Start with very small portions. A few bites of toast or half a banana is enough for your first attempt. If that stays down comfortably, eat a slightly larger amount a couple of hours later. Your digestive system is inflamed, and small, frequent meals put less strain on it than three regular-sized ones.

Adding More Nutritious Foods

Once the plainest foods are sitting well, usually by day two or three, start adding foods with more protein and vitamins. Your body is recovering from an infection and needs fuel beyond simple carbohydrates. Good next-step foods include skinless chicken or turkey, baked or steamed white fish, cooked carrots, sweet potatoes without the skin, cooked squash like butternut or pumpkin, avocado, and tofu. These are all easy to digest but significantly more nutritious than plain rice and crackers.

Creamy peanut butter on white toast is another option that adds protein and healthy fat without being hard on your stomach. Custard, pudding, and canned fruit (in juice, not heavy syrup) are gentle choices too.

Foods to Avoid While Recovering

Some foods will set you back. Your gut lining is damaged and temporarily less capable of handling things it normally processes without issue.

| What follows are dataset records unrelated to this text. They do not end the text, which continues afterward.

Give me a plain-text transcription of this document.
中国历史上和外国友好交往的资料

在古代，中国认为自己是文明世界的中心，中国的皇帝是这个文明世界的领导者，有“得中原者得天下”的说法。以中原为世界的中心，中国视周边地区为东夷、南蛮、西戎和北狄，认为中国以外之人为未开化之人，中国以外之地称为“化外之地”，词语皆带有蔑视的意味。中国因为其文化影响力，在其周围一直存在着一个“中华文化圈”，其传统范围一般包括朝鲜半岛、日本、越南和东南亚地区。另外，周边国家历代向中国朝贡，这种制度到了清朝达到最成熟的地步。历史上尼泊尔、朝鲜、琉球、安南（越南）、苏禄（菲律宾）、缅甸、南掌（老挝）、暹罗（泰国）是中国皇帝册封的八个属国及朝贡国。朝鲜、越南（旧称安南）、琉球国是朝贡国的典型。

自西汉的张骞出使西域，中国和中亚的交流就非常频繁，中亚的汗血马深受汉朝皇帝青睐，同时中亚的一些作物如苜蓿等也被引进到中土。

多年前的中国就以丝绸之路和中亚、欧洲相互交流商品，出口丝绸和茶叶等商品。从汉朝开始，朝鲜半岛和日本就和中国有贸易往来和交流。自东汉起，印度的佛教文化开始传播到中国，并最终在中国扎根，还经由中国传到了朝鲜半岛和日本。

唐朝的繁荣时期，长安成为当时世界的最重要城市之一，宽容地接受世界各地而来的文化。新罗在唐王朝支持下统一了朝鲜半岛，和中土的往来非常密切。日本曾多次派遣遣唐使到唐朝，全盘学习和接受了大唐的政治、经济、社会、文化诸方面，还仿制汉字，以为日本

  • Dairy products: Your ability to digest lactose (the sugar in milk) can be impaired for up to a month after food poisoning. Cheese, milk, ice cream, and yogurt may cause bloating and worsen diarrhea even after you feel mostly better.
  • Fatty and fried foods: Pizza, fast food, anything deep-fried. Fat slows digestion and can trigger nausea when your stomach is already sensitive.
  • Raw vegetables and salads: The fiber is difficult to break down right now. Stick to cooked vegetables.
  • Gas-producing vegetables: Broccoli, cabbage, cauliflower, and beans can cause painful bloating.
  • Spicy foods: Hot peppers, garlic, and strong seasonings irritate inflamed gut tissue.
  • Alcohol: It dehydrates you and irritates your stomach lining.
  • Whole grains, seeds, and nuts: High fiber is normally healthy, but right now it’s too much work for your digestive system. Choose white bread over whole wheat, plain crackers over seeded ones.

Highly sugary drinks and foods are also worth avoiding. Large amounts of simple sugar pull water into your intestines through osmosis, which can make diarrhea significantly worse.

How Long Recovery Takes

Most food poisoning resolves within one to three days. Your appetite will likely come back gradually, and you may find that even after the vomiting and diarrhea stop, your stomach feels “off” for several more days. This is normal. Continue eating bland, easy-to-digest foods until you feel consistently comfortable, then slowly reintroduce your regular diet over the course of a week.

The lactose sensitivity is worth remembering because it often outlasts every other symptom. If dairy seems to bother you for a few weeks after your illness, that’s a recognized pattern, not a new intolerance. It typically resolves on its own.

Signs of Dangerous Dehydration

The biggest risk from food poisoning isn’t the infection itself but the fluid loss. Watch for these signs that dehydration has become serious: you’re barely urinating or not at all, your mouth and throat feel persistently dry, and you feel dizzy when you stand up. In young children and older adults, dehydration can escalate quickly. If you can’t keep even small sips of liquid down for several hours, that’s a situation that needs medical attention, because oral rehydration only works if your body can hold it down.